Voir les œuvres de Teresa Margolles peut susciter de l'inconfort. Mais visiter la première exposition majeure de cette artiste mexicaine en Amérique du Nord peut aussi vous bouleverser et vous faire réfléchir.

Un texte de Michel Labrecque, à Désautels le dimanche

Si vous allez voir l’exposition Mundos au Musée d’art contemporain de Montréal (MAC), il ne faut surtout pas vous contenter de regarder les œuvres. Il faut impérativement lire tout ce qui est écrit dans les salles.

Par exemple, quand vous regardez cette œuvre faite de broderies et de symboles mayas, vous constatez que le tissu est taché. Pourquoi ne pas en avoir pris un propre, demanderez-vous?

Puis, vous apprenez que les femmes guatémaltèques qui ont fait ces broderies ont toutes perdu des proches en raison de la violence. Et que le tissu en question a été recueilli par Teresa Margolles dans une morgue. Il avait servi à envelopper un cadavre.

L'artiste songe même à en faire une version canadienne avec des femmes autochtones.

« Je raconte le vide et la douleur que les assassinats provoquent chez leurs proches », raconte Teresa Margolles. « Et Ciudad Juarez est l’épicentre de cette douleur », ajoute-t-elle.

Mme Margolles a vécu 10 ans dans cette ville frontalière du Mexique, près du Texas, une ville où il y a eu des centaines de disparitions de femmes et où le narcotrafic a fait des milliers de victimes.

Elle ne s’est pas contentée d’observer la mort à distance. Elle a travaillé à la morgue pour la vivre de près.

Les résidus de la morgue sont la matière première de son travail. Ça peut créer de l’inconfort, mais il y a aussi de l’espoir. C’est un travail de mémoire sur la mort et une réflexion sur la complicité des forces policières.

John Zeppetelli, directeur du Musée d’art contemporain de Montréal

« Ciudad Juarez a sonné l’alarme et réveillé la société civile de toute une région », explique Teresa Margolles. Car la violence, particulièrement contre les femmes, gangrène tout le Mexique, le Guatemala, le Honduras et le Salvador.

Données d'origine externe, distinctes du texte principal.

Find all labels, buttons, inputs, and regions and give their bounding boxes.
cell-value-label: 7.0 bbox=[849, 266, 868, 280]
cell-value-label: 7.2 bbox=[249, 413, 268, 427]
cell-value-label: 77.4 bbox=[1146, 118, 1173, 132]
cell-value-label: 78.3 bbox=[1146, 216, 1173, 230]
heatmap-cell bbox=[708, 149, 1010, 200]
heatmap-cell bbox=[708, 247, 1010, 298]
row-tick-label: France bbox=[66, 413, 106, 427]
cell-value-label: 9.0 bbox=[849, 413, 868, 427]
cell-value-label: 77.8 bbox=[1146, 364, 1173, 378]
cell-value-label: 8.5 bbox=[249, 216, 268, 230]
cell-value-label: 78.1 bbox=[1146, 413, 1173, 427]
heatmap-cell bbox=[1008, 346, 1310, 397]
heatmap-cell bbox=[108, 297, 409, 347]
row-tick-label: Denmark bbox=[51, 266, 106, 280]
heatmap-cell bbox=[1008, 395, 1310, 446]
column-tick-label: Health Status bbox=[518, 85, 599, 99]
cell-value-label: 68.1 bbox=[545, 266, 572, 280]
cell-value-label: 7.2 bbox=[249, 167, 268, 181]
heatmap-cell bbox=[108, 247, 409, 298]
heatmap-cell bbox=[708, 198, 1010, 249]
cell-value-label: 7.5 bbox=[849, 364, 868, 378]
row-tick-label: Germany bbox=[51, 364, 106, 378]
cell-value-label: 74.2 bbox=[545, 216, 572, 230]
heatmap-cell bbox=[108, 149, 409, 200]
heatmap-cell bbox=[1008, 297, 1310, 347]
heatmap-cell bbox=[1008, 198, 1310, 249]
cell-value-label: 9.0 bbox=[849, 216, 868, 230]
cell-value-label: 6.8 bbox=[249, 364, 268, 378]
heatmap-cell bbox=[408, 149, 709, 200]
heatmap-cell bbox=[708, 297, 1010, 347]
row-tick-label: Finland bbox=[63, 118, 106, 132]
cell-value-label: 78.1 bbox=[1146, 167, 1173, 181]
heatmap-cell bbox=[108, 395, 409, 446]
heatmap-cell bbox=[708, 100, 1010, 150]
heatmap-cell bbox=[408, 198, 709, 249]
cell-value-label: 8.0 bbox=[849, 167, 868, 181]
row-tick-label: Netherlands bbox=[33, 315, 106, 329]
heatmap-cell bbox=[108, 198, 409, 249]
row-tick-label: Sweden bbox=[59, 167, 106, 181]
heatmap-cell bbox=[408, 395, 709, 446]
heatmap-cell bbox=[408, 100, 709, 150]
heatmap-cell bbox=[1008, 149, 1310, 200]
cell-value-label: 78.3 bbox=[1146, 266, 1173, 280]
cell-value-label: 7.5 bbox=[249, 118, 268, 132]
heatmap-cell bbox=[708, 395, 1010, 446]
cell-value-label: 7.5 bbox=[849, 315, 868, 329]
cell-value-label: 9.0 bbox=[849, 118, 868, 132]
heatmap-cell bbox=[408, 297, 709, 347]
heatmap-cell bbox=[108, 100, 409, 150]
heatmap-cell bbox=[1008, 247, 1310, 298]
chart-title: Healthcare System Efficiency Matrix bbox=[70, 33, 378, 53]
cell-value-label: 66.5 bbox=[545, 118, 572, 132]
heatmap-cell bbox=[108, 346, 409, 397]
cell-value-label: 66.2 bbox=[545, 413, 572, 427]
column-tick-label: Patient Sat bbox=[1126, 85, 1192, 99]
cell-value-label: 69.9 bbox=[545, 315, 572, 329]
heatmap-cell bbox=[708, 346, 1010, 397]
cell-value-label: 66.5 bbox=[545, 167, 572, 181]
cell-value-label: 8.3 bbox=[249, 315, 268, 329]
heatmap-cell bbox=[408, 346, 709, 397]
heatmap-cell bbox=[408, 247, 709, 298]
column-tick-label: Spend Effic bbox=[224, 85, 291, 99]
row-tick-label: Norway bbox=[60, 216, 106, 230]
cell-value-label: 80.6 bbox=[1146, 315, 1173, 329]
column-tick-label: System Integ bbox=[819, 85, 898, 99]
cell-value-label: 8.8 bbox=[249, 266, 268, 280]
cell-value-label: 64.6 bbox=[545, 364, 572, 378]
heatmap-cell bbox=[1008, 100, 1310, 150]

Cette thématique est omniprésente, notamment dans ce montage d’affiches de femmes disparues. J’ai visité l’exposition en compagnie d’une collègue d’origine mexicaine, Paloma Martinez.

Sentir la mort de si près, ça fait mal et ça nous amène à nous poser des questions. Il y a eu entre 100 000 et 200 000 victimes de la guerre contre le narcotrafic depuis 10 ans et près de 30 000 disparus. Le Mexique a encore du mal à affronter ça

Paloma Martinez, journaliste à Radio Canada International

Et puis, il y a cette œuvre étrange. Une énorme structure rectiligne de 22 tonnes qu’on expose et qu’on détruit en même temps. Au départ, ces matériaux constituaient une maison de Ciudad Juarez, une des nombreuses qui ont été démolies à cause de la violence. Tout ça a été transporté dans des sacs jusqu’à Montréal.

C’est aussi une sorte de performance. En effet, chaque soir, des bénévoles grattent cette énorme pièce à mains nues pour la désagréger progressivement.

C’est une espèce de réflexion sur la migration et les exils. Mais, dans le contexte politique actuel [avec l'élection de Donald Trump], on y voit un mur. Un mur à abattre.

John Zeppetelli, directeur du MAC

Cette exposition a été conçue avant l’élection du nouveau président américain. Mais, quand vous parlez de mur avec Teresa Margolles, sa réponse est résolument actuelle. « On a appris à vivre avec le mur, mais il devrait être détruit. Mais comment détruit-on les murs? Le mur n’est pas normal. Ciudad Juarez et En Paso (Texas) sont des villes sœurs. Même chose pour Tijuana et San Diego (Californie). »

L’exposition Mundos [« Les mondes »] se poursuit jusqu’au 14 mai. C'est une exposition qui remue.